Yes, a CRNA may bill CPT 00142 independently by appending modifier QZ (CRNA service without medical direction by a physician). This applies in states that have opted out of the Medicare physician supervision requirement for CRNAs, or when the clinical circumstances genuinely do not involve physician direction. The CRNA receives 100% of the anesthesia allowed amount under this modifier rather than the 50% split applicable in directed care models.

What Is the Difference Between Billing 00142 With QS Versus G9?

Modifier QS designates that the anesthesia service was delivered as monitored anesthesia care; it is informational and does not add reimbursement. Modifier G9 is used to document that MAC was medically necessary because of the patient’s severe cardiopulmonary condition — this modifier justifies the use of MAC when topical anesthesia alone might otherwise be considered sufficient, which is important for supporting medical necessity documentation in payer reviews, particularly for Medicare Advantage plans with aggressive prior authorization policies.

Can the Ophthalmologist Performing Cataract Surgery Also Bill CPT 00142?

No. CMS Medicare Anesthesia Rules explicitly prohibit the physician performing a medical or surgical procedure from separately billing anesthesia for that same procedure. The operating ophthalmologist cannot bill 00142 for their own cataract extraction — a separate, qualified anesthesia professional must provide and independently document the anesthesia service for 00142 to be appropriately submitted.

What ICD-10-CM Diagnosis Codes Support CPT 00142 Claims?

The diagnosis code on the anesthesia claim should reflect the condition that necessitated the lens surgery, mirroring the ICD-10-CM code submitted by the operating surgeon.
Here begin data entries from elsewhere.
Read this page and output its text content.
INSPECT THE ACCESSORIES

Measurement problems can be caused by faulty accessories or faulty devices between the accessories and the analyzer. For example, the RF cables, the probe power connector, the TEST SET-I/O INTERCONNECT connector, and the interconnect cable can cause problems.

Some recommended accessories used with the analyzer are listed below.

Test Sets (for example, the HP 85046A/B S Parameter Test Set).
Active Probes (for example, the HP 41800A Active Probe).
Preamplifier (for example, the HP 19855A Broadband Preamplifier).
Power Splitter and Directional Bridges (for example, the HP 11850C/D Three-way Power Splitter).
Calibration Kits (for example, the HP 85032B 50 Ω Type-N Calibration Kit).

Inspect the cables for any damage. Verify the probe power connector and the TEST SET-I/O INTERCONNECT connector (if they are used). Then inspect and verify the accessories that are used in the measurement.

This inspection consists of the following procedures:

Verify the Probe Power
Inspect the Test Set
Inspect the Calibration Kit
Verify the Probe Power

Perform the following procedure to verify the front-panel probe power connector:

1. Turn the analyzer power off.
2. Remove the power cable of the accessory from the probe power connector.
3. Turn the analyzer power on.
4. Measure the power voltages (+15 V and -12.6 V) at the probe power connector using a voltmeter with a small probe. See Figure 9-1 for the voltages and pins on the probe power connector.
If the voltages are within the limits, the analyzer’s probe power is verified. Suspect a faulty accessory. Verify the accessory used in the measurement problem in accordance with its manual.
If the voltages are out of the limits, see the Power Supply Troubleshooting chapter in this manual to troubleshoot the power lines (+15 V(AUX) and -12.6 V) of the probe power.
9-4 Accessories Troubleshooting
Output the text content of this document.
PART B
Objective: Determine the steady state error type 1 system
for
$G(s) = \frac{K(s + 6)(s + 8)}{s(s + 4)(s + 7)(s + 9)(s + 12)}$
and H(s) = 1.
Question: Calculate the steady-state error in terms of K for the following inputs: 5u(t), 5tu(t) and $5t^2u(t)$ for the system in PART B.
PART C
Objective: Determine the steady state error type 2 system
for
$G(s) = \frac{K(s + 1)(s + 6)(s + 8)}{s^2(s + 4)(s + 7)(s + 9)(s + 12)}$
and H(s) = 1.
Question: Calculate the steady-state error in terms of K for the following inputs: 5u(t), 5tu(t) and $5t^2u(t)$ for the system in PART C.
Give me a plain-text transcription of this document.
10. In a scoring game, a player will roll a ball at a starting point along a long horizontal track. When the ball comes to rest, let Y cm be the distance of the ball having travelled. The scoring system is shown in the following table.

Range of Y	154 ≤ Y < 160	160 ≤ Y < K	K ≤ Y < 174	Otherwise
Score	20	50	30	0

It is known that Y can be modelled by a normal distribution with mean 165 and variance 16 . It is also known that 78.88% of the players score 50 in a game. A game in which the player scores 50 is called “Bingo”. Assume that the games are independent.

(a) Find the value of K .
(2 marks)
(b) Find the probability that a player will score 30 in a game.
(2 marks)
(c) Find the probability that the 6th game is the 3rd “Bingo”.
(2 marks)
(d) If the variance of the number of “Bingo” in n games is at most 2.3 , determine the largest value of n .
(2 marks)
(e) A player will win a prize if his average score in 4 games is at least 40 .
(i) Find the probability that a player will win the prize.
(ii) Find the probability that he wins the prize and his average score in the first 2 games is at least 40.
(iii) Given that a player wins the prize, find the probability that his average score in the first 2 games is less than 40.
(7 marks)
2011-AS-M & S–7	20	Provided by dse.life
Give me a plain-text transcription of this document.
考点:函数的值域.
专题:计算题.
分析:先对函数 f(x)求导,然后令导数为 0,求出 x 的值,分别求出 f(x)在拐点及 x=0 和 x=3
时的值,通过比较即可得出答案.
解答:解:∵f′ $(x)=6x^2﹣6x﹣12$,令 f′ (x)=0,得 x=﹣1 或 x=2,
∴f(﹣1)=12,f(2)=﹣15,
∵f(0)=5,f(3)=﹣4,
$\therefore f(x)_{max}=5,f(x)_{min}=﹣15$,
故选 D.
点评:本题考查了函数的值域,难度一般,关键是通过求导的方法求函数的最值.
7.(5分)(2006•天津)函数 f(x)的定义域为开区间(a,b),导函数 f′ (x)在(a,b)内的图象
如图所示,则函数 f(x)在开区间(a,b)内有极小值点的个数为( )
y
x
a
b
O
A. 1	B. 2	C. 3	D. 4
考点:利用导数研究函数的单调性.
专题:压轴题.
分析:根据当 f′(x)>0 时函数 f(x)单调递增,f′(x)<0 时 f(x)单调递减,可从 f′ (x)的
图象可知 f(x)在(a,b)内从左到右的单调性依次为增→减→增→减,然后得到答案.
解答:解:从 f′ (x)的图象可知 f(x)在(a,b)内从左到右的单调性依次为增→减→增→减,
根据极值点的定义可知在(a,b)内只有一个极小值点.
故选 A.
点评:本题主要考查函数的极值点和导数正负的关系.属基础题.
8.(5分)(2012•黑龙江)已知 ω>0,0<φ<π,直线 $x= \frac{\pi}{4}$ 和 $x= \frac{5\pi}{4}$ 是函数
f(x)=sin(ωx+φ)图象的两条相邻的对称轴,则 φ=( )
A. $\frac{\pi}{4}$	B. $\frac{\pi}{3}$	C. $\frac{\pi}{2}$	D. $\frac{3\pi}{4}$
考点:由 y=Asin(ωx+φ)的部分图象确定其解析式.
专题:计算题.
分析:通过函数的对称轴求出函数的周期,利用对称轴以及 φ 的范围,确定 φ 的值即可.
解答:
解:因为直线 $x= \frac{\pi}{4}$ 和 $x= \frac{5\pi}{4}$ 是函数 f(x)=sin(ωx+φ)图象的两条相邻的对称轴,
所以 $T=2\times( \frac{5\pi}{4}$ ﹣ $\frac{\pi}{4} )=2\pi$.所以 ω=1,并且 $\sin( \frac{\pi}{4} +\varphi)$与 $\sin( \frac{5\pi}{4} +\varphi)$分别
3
Commonly linked codes include: H25.011–H25.819 (age-related cataract, various types and laterality), H26.001–H26.499 (other and unspecified cataracts), H27.01–H27.12 (aphakia, dislocation of lens), and Q12.0 (congenital cataract) for pediatric cases. Payers use the ICD-10 code to confirm that the anesthesia service aligns with a medically covered surgical indication.


Key Takeaways for Billing and Coding CPT 00142

  • CPT 00142 reports anesthesia for lens surgery (cataract extraction, RLE, IOL procedures) — always verify the surgical CPT crosswalks to this code using the ASA CROSSWALK® before billing
  • The code carries 4 ASA base units — using 00140 (5 base units) for lens surgery is an overcoding error with recoupment risk
  • Payment is calculated using the anesthesia formula: (Base Units + Time Units) × Conversion Factor — anesthesia time must be reported in minutes, not pre-calculated units
  • A correct HCPCS provider-type modifier (AA, QK, QX, QY, QZ) is mandatory on every claim and directly determines the reimbursement rate
  • The operating ophthalmologist cannot bill 00142 for their own lens procedure — this is an absolute NCCI/Medicare Anesthesia Rules prohibition
  • For MAC cases, append modifier QS (and G9 when the patient’s cardiopulmonary status justifies MAC) to support medical necessity documentation
  • Physical status modifiers P1–P6 are additive for most commercial payers but are not recognized by Medicare for payment purposes
  • Standard anesthesia preparation, monitoring, and IV access are bundled into 00142 and must never be billed separately on the same claim

For RVU and reimbursement rates by locality, consult the CMS Physician Fee Schedule lookup tool and the CMS Medicare Claims Processing Manual, Chapter 12, Section 50 for complete anesthesia billing rules. For anesthesia base unit values and crosswalk methodology, reference the ASA Relative Value Guide® (RVG®) and the CMS NCCI Policy Manual for bundling edit guidance.